Coal oversupply to cap prices to 5-year-low

Coal oversupply to cap prices to 5-year-low

The short term looks gloomy.

Coal markets are awash with the fossil fuel as supply rises and demand comes under pressure, which it is likely to push prices for the commodity near the lowest in five years, reports show.

According to data from UBS AG and Bank of America, published by Bloomberg, exports are not expected to move up much, even with a higher seasonal demand for coal as the Northern Hemisphere heads into winter.

The forecast average price of coking coal, used for steel making, is expected to stay around $125 a tonne for the rest of the year, compared with $159 in 2013.

Outlook for thermal coal, used mainly for energy generation, is not much healthier. The Australian and New Zealand Banking Group forecasts an average price this year of $74 per tonne, against $84 a year ago. ANZ Research says the situation is “unlikely to improve in the near, or medium, term” and has downgraded price estimates for the next three years.

Coal at Newcastle, the Asian benchmark price, dove last month to $67.05 a ton, the lowest since September 2009, Bloomberg reported.
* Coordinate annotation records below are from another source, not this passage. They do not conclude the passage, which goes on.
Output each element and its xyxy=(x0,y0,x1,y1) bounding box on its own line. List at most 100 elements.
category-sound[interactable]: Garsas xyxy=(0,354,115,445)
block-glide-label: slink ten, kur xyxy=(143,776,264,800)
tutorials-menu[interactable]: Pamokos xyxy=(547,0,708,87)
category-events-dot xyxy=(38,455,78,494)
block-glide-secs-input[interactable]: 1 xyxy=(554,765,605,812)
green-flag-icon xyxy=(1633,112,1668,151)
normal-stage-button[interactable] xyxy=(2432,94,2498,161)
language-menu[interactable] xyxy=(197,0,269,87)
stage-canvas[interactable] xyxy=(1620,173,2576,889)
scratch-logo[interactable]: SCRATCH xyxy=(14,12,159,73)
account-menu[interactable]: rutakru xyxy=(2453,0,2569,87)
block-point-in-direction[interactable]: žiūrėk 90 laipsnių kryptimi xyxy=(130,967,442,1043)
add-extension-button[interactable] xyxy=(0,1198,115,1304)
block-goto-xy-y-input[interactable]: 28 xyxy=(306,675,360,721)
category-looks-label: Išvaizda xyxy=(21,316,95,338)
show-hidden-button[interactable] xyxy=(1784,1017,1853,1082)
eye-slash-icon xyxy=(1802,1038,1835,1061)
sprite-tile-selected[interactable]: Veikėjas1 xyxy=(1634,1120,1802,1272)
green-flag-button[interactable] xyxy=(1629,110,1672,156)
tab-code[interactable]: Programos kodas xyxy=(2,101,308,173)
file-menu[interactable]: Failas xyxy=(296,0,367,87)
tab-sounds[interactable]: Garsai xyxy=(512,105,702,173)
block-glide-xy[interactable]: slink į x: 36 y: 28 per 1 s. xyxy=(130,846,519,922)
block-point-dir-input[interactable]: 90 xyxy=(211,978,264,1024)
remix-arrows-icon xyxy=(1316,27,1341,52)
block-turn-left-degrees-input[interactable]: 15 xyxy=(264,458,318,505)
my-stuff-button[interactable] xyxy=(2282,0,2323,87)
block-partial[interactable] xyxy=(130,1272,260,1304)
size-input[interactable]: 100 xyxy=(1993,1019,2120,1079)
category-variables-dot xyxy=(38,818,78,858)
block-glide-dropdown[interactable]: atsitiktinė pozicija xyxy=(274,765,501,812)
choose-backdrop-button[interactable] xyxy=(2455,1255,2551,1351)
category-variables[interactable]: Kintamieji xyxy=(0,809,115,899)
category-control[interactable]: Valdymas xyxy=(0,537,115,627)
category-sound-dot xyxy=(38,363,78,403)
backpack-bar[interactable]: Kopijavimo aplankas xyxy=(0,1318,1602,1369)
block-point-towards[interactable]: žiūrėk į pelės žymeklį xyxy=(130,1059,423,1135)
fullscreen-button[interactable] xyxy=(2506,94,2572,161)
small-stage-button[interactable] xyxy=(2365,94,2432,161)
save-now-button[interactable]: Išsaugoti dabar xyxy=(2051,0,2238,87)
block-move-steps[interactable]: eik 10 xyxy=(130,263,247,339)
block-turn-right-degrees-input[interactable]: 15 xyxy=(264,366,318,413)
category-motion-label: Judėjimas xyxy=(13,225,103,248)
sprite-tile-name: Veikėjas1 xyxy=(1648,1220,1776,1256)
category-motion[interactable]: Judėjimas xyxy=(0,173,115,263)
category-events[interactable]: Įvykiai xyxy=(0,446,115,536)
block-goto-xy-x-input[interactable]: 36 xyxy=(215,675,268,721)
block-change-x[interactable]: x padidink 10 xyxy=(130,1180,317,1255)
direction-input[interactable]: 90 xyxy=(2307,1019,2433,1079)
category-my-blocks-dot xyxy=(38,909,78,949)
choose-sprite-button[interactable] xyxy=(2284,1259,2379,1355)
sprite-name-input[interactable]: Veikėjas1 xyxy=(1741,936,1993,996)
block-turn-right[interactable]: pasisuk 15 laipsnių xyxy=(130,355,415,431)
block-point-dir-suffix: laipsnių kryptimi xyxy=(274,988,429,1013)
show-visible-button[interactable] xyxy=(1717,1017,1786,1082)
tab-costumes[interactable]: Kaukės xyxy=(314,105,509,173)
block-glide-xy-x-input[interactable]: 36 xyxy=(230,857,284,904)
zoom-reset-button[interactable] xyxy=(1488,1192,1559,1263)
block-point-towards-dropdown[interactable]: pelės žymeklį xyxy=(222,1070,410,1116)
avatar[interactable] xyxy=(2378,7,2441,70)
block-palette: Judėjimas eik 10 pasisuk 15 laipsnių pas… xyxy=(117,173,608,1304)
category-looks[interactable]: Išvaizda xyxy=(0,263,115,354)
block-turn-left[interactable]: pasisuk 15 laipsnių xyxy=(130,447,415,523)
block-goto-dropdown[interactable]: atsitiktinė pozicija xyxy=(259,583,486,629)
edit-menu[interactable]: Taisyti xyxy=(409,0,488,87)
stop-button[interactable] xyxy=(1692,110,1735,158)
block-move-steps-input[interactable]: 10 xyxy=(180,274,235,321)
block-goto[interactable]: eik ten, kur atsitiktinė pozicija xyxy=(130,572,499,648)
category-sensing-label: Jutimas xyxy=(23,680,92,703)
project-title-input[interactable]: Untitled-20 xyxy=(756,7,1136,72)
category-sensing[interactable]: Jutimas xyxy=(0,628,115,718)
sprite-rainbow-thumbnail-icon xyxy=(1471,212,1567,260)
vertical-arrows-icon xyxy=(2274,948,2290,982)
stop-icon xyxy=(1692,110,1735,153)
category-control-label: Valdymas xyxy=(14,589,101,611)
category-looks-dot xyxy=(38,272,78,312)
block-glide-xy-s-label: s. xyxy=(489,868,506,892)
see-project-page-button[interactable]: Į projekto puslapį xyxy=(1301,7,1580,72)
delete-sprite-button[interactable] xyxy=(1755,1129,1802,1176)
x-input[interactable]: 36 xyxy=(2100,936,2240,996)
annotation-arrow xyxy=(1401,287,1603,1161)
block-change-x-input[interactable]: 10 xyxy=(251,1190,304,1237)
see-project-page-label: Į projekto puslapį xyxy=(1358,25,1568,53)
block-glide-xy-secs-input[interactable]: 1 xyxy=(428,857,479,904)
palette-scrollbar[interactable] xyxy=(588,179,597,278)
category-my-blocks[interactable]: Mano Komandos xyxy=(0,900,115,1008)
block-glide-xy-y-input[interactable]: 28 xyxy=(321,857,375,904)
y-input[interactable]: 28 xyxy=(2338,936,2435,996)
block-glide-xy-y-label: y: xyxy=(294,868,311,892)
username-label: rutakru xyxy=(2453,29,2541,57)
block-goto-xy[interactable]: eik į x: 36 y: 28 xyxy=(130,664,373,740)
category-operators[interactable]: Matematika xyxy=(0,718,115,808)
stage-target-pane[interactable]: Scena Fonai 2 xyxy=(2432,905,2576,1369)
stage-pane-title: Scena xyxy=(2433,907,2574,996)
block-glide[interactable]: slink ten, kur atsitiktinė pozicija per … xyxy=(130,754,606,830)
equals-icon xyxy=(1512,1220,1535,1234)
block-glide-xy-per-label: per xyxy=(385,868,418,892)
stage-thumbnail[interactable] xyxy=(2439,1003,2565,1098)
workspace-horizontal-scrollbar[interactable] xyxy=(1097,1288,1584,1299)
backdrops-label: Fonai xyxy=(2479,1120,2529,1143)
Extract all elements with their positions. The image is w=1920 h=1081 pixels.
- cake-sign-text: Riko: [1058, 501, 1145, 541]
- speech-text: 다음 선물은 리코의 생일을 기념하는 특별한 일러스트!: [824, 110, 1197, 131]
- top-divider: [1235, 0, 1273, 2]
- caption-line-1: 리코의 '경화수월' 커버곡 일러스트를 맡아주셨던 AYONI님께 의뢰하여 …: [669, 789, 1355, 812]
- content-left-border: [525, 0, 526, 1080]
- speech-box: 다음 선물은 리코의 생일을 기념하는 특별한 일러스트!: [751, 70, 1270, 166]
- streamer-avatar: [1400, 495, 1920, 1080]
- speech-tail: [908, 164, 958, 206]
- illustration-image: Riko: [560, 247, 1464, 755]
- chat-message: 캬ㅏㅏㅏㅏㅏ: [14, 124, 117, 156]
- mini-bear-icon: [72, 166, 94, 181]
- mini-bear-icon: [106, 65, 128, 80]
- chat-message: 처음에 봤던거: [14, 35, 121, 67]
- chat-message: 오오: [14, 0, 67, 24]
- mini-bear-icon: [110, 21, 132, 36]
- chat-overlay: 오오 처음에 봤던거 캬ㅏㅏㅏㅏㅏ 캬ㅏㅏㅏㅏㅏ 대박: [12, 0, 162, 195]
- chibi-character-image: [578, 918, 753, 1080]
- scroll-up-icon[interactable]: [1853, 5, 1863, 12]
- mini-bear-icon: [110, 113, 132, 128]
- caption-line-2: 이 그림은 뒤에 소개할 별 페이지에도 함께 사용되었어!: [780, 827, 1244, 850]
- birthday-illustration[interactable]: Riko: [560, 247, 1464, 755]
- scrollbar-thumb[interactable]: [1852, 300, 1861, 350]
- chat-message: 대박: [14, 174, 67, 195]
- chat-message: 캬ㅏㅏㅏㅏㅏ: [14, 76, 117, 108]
The dark combustible closed at $68.10 during the week ended Aug. 1, well below $72, the figure at which much as one fifth of global exports lose money, according to Morgan Stanley.

While the short-term estimates seem quite gloomy, ANZ is a tad more optimistic in the longer-term and it says that reduced capital expenditure on new mine capacity in Australia and Indonesia will “plant the seeds” for a tighter supply backdrop and price recovery in 2016 and 2017.